The original tract contained 196 acres of land which were later owned and expanded by Jonathan’s brother James.
The farm must have done well under James’ care, for in 1779 an additional 150 acres of land were acquired by James and his son, Mahlon. A distillery and an iron forge were added to the property at that time.
By the mid-1800s, the pre-Revolutionary house had expanded to three stories with a two-story extension and had six rooms. A painting by Edward Kranich of the farm as it looked in 1854 shows the house, gardens, farm buildings and open space, very much as they look today. In the 1890s, when John O.H. Pitney and his wealthy bride Roberta Ballantine lived in Morristown, a farmer lived in the original homestead. In 1925, however, John and Roberta decided to use the farm as their summer home.

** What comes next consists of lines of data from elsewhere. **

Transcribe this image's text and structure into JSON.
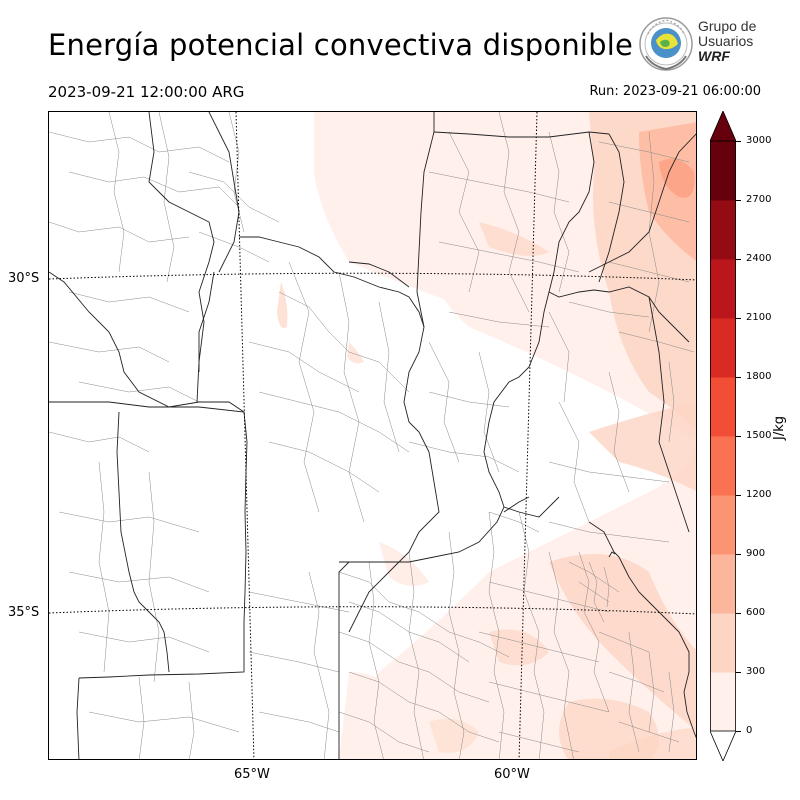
{
  "header": {
    "title": "Energía potencial convectiva disponible",
    "valid_time": "2023-09-21 12:00:00 ARG",
    "run_time": "Run: 2023-09-21 06:00:00"
  },
  "logo": {
    "line1": "Grupo de",
    "line2": "Usuarios",
    "line3": "WRF"
  },
  "map": {
    "variable": "CAPE",
    "lat_labels": [
      "30°S",
      "35°S"
    ],
    "lon_labels": [
      "65°W",
      "60°W"
    ]
  },
  "colorbar": {
    "unit": "J/kg",
    "ticks": [
      "0",
      "300",
      "600",
      "900",
      "1200",
      "1500",
      "1800",
      "2100",
      "2400",
      "2700",
      "3000"
    ],
    "colors": [
      "#fff0eb",
      "#fdd5c4",
      "#fcb69b",
      "#fc9474",
      "#fa7252",
      "#f24e36",
      "#d92a23",
      "#ba161b",
      "#940b13",
      "#67000d"
    ],
    "extend_min_color": "#ffffff",
    "extend_max_color": "#67000d"
  }
}
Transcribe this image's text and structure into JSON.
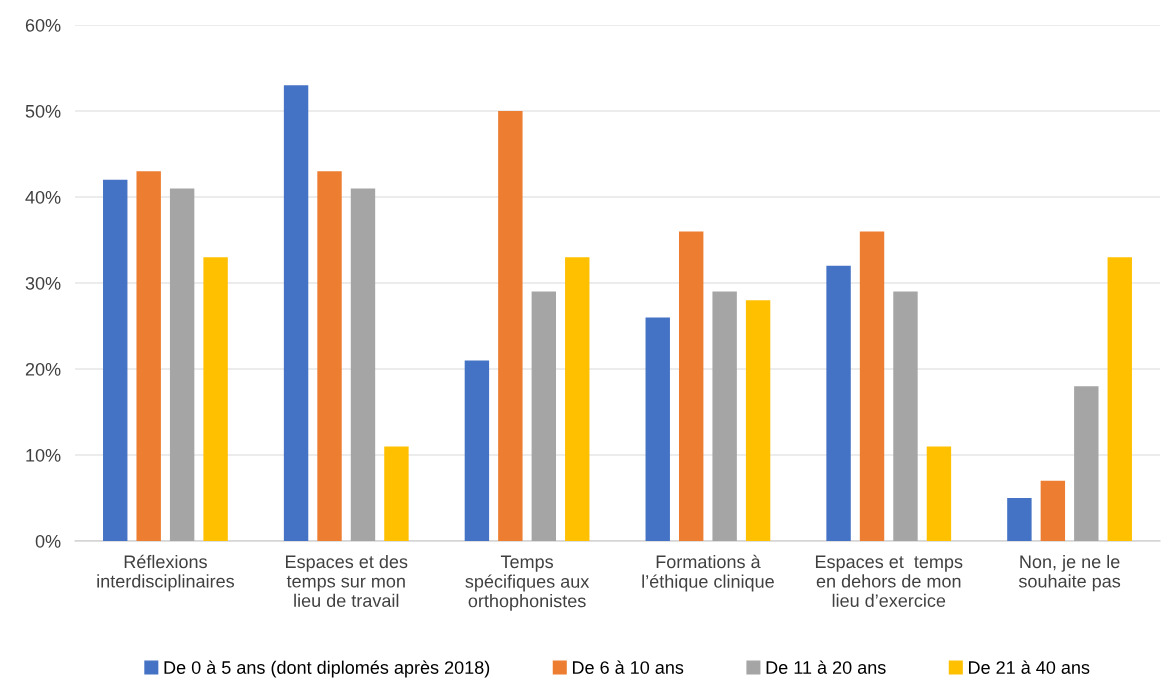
{
  "chart_data": {
    "type": "bar",
    "categories": [
      "Réflexions\ninterdisciplinaires",
      "Espaces et des\ntemps sur mon\nlieu de travail",
      "Temps\nspécifiques aux\northophonistes",
      "Formations à\nl’éthique clinique",
      "Espaces et  temps\nen dehors de mon\nlieu d’exercice",
      "Non, je ne le\nsouhaite pas"
    ],
    "series": [
      {
        "name": "De 0 à 5 ans (dont diplomés après 2018)",
        "color": "#4472c4",
        "values": [
          42,
          53,
          21,
          26,
          32,
          5
        ]
      },
      {
        "name": "De 6 à 10 ans",
        "color": "#ed7d31",
        "values": [
          43,
          43,
          50,
          36,
          36,
          7
        ]
      },
      {
        "name": "De 11 à 20 ans",
        "color": "#a5a5a5",
        "values": [
          41,
          41,
          29,
          29,
          29,
          18
        ]
      },
      {
        "name": "De 21 à 40 ans",
        "color": "#ffc000",
        "values": [
          33,
          11,
          33,
          28,
          11,
          33
        ]
      }
    ],
    "ylim": [
      0,
      60
    ],
    "yticks": [
      {
        "value": 0,
        "label": "0%"
      },
      {
        "value": 10,
        "label": "10%"
      },
      {
        "value": 20,
        "label": "20%"
      },
      {
        "value": 30,
        "label": "30%"
      },
      {
        "value": 40,
        "label": "40%"
      },
      {
        "value": 50,
        "label": "50%"
      },
      {
        "value": 60,
        "label": "60%"
      }
    ],
    "grid": "y",
    "legend": "bottom"
  }
}
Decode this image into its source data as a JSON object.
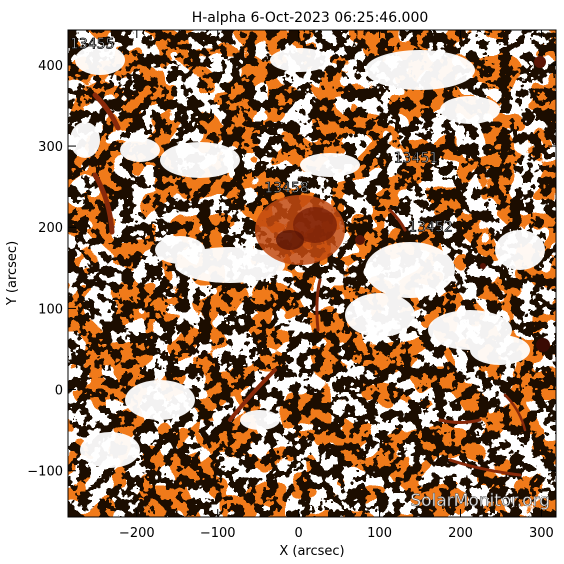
{
  "chart_data": {
    "type": "heatmap",
    "title": "H-alpha   6-Oct-2023  06:25:46.000",
    "xlabel": "X (arcsec)",
    "ylabel": "Y (arcsec)",
    "xlim": [
      -285,
      318
    ],
    "ylim": [
      -157,
      443
    ],
    "xticks": [
      -200,
      -100,
      0,
      100,
      200,
      300
    ],
    "yticks": [
      -100,
      0,
      100,
      200,
      300,
      400
    ],
    "colormap": [
      "#ffffff",
      "#ffd0a0",
      "#f07a1a",
      "#c24a10",
      "#5a1506",
      "#000000"
    ],
    "regions": [
      {
        "label": "13455",
        "x": -255,
        "y": 420
      },
      {
        "label": "13458",
        "x": -15,
        "y": 243
      },
      {
        "label": "13451",
        "x": 145,
        "y": 280
      },
      {
        "label": "13452",
        "x": 163,
        "y": 195
      }
    ],
    "watermark": "SolarMonitor.org"
  }
}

With its gracious living and dining rooms and many architectural features and detailing, this Colonial home with Federal and Victorian additions, was transformed in the 1920s and 1930s into a summer home fit for a prominent family. The rear kitchen extension with rooms above was added, along with the introduction of a sun porch to the west with a room above.
By 1935 an imposing music room was added at the rear of the main house, comfortably seating 125. In the 1960s additional renovations, including a 5-bay garage, were carried out, bringing the square footage of the house to 11,800. The second and third floors contain 9 bedrooms. A studio was added to the rear of the house during the 1970’s for the use of artist James Duncan Pitney. From 2012-2014 is was used by Tjelda vander Meijden, artist‐in‐residence. A breezeway connects the five car garage (2850 sq. ft.) to the house. Lastly, a side/rear space in the building is a rented apartment. Presently, there are four detached dwellings or cottages on the property. The Chauffeur’s or Boy’s Cottage is the largest. It is a 2.5 story building of approximately 2200 sq.ft, located astride the entrance driveway. The remaining two dwellings, the Ice House and Farmer’s Cottage, are smaller and scattered within the building complexes. There are three barns on the property. The Cow Barn, the largest and most dominant building on the property, is in two sections. The larger section contains three stories and has a footprint of 3,200 sq. ft. The attached second section is two stories and measures 1825 sq. ft. per floor. The survey of the property shows three additional and smaller barns containing a total of 3,860 sq. ft.
They function today as garage and storage buildings. Near the modern additions to the main house stand an old woodshed and stone house which may have been used to keep milk cool. Pitney Farm had long been involved in dairying until James Duncan Pitney ceased the dairy operations in 1960. At the time,there were 50 head of cattle, most of which were Golden Guernsey. Crops were rotated in a four year cycle of corn, oats, wheat and a year of pasturage to regenerate.